Radar mobile embarqué : des mouchards pour contrôler les limitations de vitesse


Les voitures radars privatisées poursuivent leur montée en puissance sur le territoire français. Chacun de ces véhicules est conduit par un chauffeur privé et embarque un radar avec un système de contrôle de la vitesse totalement autonome. On vous dit pourquoi, et comment.

Les véhicules radars privatisés se déploient depuis 3 ans sur les routes de notre territoire, avec environ 150 voitures de ce type en mission à ce jour rappelle radars-auto.com. Leur gestion est confiée à des opérateurs privés, y compris les chauffeurs. Résultat, si le but de ces véhicules est d’enregistrer tout excès de vitesse commis durant leur service, les prérogatives de ceux qui en prennent le volant sont réduites en comparaison de celles des représentants des forces de l’ordre.

Caméras et base de données

Autrement dit, il est juridiquement irrecevable pour un chauffeur qui n’est pas assermenté, de paramétrer manuellement les limitations de vitesse du radar embarqué dans le véhicule.
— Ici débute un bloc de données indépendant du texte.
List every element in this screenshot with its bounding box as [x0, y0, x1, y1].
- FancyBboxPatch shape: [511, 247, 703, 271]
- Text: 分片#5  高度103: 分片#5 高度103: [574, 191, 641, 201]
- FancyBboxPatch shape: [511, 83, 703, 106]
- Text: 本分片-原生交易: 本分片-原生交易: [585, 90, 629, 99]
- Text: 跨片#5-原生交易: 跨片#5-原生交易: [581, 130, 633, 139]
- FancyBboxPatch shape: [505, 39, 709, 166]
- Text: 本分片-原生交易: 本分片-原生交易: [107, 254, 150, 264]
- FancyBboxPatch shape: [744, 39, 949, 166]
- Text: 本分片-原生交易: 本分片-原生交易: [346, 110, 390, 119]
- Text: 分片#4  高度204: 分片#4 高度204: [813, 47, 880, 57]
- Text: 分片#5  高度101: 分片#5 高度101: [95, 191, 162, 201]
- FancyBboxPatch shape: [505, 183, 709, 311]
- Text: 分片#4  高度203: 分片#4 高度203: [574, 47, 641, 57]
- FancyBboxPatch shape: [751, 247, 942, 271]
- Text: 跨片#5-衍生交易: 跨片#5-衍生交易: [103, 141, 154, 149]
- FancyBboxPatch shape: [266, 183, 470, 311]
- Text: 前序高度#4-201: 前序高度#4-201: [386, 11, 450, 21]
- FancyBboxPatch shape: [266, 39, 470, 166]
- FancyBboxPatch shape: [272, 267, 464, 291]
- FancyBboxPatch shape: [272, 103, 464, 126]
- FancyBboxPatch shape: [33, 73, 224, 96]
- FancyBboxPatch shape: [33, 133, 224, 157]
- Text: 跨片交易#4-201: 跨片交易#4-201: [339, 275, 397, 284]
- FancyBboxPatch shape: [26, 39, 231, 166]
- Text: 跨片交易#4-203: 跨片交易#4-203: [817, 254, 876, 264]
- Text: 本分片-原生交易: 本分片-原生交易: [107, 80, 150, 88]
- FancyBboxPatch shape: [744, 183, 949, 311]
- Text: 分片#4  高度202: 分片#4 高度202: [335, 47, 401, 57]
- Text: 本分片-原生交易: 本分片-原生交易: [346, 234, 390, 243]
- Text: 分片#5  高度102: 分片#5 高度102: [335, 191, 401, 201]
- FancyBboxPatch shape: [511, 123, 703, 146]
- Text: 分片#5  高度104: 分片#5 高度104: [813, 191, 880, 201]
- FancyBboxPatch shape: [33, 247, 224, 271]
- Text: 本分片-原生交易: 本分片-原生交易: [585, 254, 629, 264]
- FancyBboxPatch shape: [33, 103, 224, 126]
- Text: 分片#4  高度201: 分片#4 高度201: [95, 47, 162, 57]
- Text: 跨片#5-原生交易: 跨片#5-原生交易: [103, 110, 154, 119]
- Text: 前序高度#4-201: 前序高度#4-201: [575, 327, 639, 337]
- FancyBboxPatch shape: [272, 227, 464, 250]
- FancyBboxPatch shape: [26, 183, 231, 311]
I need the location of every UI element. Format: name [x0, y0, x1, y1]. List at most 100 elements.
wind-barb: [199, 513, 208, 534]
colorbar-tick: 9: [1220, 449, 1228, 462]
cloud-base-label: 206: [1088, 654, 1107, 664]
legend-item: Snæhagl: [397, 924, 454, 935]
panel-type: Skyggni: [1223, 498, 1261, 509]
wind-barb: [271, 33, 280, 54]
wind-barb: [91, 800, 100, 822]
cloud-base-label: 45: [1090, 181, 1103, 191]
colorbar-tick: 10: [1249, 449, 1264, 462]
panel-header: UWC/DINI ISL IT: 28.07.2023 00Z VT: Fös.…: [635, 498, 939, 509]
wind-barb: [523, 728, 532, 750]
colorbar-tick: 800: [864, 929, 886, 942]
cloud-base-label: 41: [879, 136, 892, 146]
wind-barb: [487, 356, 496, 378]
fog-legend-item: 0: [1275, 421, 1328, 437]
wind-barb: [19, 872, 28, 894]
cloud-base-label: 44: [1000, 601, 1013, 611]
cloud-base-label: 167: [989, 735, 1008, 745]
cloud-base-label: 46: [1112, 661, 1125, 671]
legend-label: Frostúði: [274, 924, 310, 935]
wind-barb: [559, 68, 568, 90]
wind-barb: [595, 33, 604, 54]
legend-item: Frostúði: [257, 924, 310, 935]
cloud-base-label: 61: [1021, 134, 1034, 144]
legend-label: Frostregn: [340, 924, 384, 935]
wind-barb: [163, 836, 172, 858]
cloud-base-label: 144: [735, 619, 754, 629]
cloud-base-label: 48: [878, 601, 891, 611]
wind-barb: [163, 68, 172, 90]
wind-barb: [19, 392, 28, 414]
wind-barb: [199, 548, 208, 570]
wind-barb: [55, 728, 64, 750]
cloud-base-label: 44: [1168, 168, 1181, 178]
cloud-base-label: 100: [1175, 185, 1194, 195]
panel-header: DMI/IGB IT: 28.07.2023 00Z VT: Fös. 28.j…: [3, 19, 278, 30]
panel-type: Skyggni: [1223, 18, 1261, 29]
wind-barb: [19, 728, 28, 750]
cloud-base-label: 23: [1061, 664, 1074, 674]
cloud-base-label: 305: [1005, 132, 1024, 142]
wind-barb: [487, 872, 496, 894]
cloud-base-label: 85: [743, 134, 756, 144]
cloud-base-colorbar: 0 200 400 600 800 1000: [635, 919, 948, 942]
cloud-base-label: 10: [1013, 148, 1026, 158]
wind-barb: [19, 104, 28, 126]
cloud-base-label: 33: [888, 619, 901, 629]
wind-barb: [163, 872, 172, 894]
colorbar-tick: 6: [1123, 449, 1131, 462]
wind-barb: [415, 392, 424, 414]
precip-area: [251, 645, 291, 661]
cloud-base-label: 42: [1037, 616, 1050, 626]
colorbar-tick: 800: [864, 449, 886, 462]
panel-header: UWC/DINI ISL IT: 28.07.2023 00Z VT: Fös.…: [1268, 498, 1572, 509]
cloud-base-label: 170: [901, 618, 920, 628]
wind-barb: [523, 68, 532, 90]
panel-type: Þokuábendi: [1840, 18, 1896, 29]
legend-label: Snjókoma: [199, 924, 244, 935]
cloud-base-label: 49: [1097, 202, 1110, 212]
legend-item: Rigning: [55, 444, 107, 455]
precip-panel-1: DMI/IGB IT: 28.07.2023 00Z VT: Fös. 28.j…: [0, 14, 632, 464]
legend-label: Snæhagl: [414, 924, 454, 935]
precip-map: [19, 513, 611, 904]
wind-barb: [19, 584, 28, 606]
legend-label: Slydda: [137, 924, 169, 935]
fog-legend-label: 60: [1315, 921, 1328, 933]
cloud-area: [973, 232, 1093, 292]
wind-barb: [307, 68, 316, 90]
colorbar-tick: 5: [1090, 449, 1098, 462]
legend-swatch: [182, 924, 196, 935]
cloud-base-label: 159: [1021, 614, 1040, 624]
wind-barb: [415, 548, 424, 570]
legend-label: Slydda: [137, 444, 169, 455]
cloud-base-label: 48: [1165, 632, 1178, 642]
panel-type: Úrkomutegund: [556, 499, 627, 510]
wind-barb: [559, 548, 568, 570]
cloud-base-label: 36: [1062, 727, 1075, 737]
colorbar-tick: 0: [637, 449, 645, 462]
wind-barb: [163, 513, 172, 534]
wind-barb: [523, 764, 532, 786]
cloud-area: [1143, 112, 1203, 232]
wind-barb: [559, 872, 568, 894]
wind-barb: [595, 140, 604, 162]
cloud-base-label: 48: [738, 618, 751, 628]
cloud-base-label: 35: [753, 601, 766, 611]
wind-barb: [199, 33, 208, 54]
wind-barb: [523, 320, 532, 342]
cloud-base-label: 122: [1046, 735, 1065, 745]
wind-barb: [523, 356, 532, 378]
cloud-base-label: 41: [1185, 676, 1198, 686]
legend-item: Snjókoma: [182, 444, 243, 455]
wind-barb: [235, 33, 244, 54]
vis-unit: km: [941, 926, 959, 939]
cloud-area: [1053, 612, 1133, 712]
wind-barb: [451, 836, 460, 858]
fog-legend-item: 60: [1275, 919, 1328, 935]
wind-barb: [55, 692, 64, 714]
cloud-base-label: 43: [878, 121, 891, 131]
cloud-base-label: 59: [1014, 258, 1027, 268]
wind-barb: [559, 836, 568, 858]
Pour pallier ce « problème », le système radar des voitures radars privatisées a été externalisé par les pouvoirs publics à Sysnav, société spécialisée dans le domaine de la navigation et de la géolocalisation.

Résultat, l’appareil a été conçu pour agir de façon autonome en matière de contrôle de vitesse, notamment grâce à la connaissance à l’instant T de la position exacte GPS du véhicule privé et donc de la limitation de vitesse qu’il faut y respecter.

A toutes fins utiles

Et puisque deux vérifications valent mieux qu’une, l’équipement de Sysnav permet grâce à quatre caméras, placées à l’avant et à l’arrière de la voiture privée, de collecter l’ensemble des panneaux de signalisation qui se trouvent sur sa route et de croiser ces données avec la première base de données liée elle, on l’a dit, à la position GPS de la voiture.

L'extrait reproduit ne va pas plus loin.